Sunil Kalra, Director Head-Trading Fixed Income and Currencies, Citibank India, expects RBI to maintain a neutral stance going forward from its easing bias until now. He believes a large part of the previous rate hikes have already been priced in. Any rate hike by RBI, Kalra said, will be much quicker than what the market is expecting. "The market does expect some amount of rate hikes given that the one-year swap is currently around 4.2%."

Varma sees credit growth picking up around September-October, which will continue into early 2010. “This is when we should start seeing RBI move liquidity from the current accommodative excess to a more normal levels before it actually moves into rate hiking cycle next year."

According to Bajaj, there is a feeling in the market that money supply could get tighter six-nine months down the line.

The bond market reaction to the Credit Policy has been tempered. The benchmark yield remains below 7%. What is the road ahead for bond markets?

Shah feels yields may have to face the rising trend of inflation. "Open market operations by RBI will have a higher impact on yields. Hence we expect yields to be rangebound." He advises investors to invest in short-term bond funds, liquid plus, and liquid kind of fund as there will be no adverse impact of rising interest rates. "If there are people who can take a little bit of volatility on their side, then there is opportunity in income and gilt fund."

Kalra too shares Shah’s views on inflation impacting yields in the longer-term. “The inflation bet is a bit hawkish and there could be a pressure in the longer end. One could see the bond curve steepened a bit more from what it is.”
He does not expect any major reactions to today's policy as participants were factoring a status quo.

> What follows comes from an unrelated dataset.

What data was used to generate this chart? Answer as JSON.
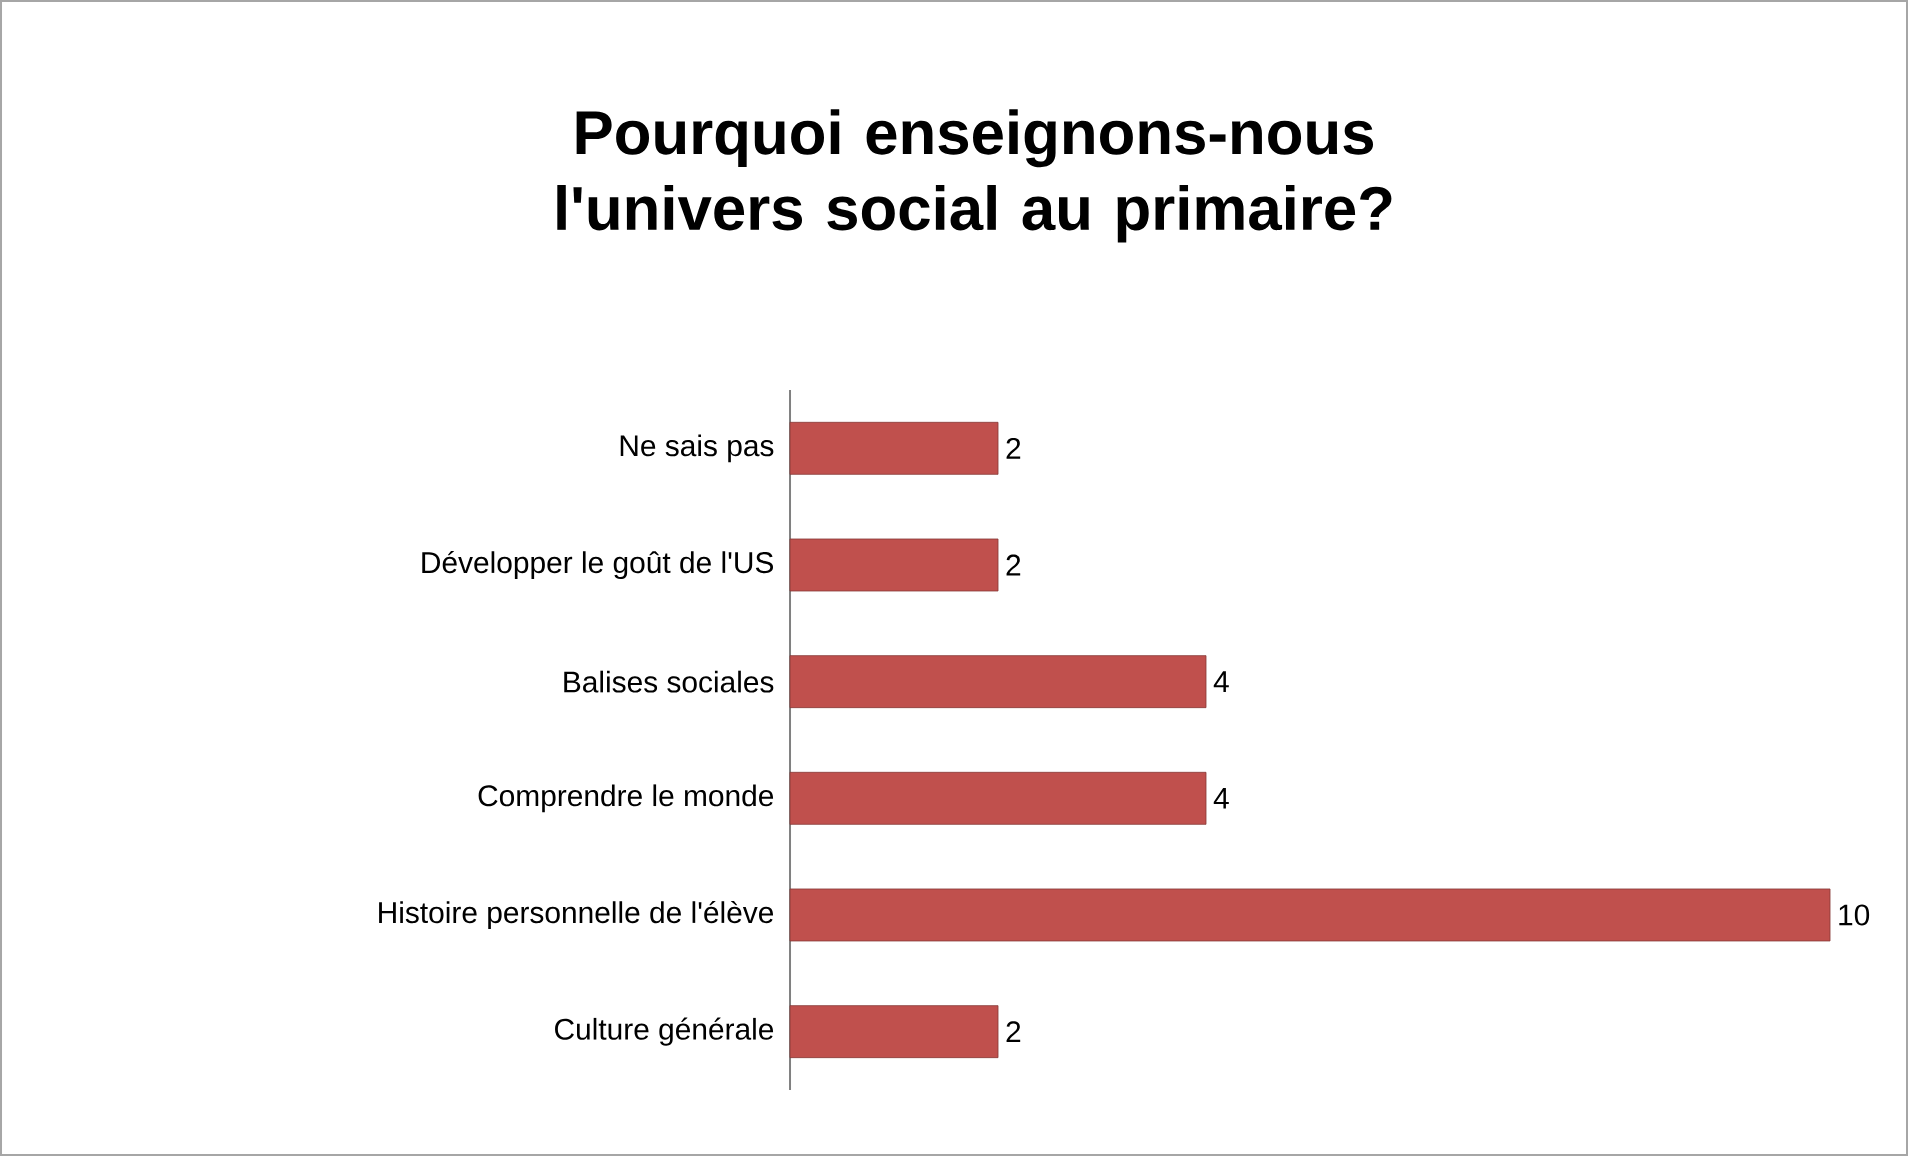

He also expects sanity in the market as there is Rs 1,25,000 crore which is currently in the system. "This has been the big reason why bond market yields are where they are. This will continue to ensure that it does not fly off the handle."

How should one play banking stocks now?
According to Shah, news from the policy has already been discounted into the market. He feels the behaviour of banking stocks will depend on what happens to net interest margins, rather than yield movements.